The Forth road bridge is 46 years old and is developing a few aches and pains.

Its cables are losing their strength, prompting a decision to build a new bridge by 2016 to take much of the traffic travelling over the Firth and leaving the middle-aged behemoth to carry lighter public transport loads.

But even so the current road bridge will need its joints replaced within the next few years and until then they will need extra care and attention in the form of regular inspections and maintenance.

Cue a £1.75M project to put in a new underdeck access platform to replace a rather less robust arrangement.
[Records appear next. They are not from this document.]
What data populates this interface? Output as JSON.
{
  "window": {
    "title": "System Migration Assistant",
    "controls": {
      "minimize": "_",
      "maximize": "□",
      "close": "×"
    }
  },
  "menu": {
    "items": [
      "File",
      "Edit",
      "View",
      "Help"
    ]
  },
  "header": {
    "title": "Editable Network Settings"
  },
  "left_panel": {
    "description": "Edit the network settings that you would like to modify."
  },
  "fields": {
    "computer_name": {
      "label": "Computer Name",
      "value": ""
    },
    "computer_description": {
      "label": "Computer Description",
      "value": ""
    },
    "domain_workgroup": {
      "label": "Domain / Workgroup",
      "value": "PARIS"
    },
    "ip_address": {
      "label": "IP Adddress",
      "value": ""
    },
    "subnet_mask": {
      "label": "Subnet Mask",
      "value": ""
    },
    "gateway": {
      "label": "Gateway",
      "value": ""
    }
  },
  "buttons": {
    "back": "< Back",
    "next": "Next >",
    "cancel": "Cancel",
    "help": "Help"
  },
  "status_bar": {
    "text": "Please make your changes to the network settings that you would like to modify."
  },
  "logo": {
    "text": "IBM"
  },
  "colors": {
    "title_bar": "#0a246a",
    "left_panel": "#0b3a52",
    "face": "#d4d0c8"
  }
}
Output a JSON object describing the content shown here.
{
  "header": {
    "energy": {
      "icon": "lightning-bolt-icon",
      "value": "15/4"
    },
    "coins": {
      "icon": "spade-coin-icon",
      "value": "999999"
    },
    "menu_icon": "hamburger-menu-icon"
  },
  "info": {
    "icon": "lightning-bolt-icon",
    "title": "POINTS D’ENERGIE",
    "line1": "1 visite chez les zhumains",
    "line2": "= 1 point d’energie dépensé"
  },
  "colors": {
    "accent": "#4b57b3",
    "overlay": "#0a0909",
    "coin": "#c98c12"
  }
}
The new platform will allow easy access to the joints for inspection and maintenance and ultimately their replacement, all without causing severe traffic disruption above.

Client for the scheme is the Forth Estuary Transport Authority; the contractor is Raynesway Construction and design is by Atkins.

The work involves fabricating and installing four remote access gantries 45m from each expansion joint; stairways to replace existing ladders; upgrading the existing network of walkways to the appropriate loading for working platforms; and fabricating and installing a multi-tier walkway system in and around the main Demag expansion joints.

“The fabricated steel sections are manoeuvered into place and put togther like a Meccano set”

Graham MacAlpine, project manager

“We had to design the platform to accommodate the 1.7m movement of the roller shutter joints, so the walkways are fixed on one side and slide on the other to mirror the joint movement,” says Atkins site engineer David Bishop.

The bridge can sway up to 7m when the winds pick up and it bounces up and down 2-3m with the traffic so the construction team, including scaffolders from Harsco and the steel fixers from Miller Callaghan, have learned to roll with what feels like a living bridge.

It’s amazing how quickly you get used to it,” says Raynesway project manager Graham MacAlpine.

“The fabricated steel sections are manoeuvred into place by a combination of hoists and manhandling,” MacAlpine says. “They range in weight from 10kg to 130kg and were designed so they can be carried in through the access points on the deck and put together like a large Meccano set.

Raynesway did the work on the south side of the bridge first, and lessons from that experience have been carried over to the north.
“We did have some problems with fitting tools in for the bolting so we have changed some of the angles on the sections,” he says.

The job is currently 10 weeks ahead of programme with a predicted finish in November.


Up the road at the Tay road bridge, Raynesway has completed a project to replace the bearings at the southern Fife abutment.

Five old bearings were replaced with four new, larger bearings, two under each box girder.

The abutment wall had to be extended and new bearing shelves constructed.

Meanwhile, strengthening walls were built inside the box girders.

These walls take the loads from temporary jacks and the new bearings. The bridge deck was jacked up during night closures to allow the new bearings to be installed.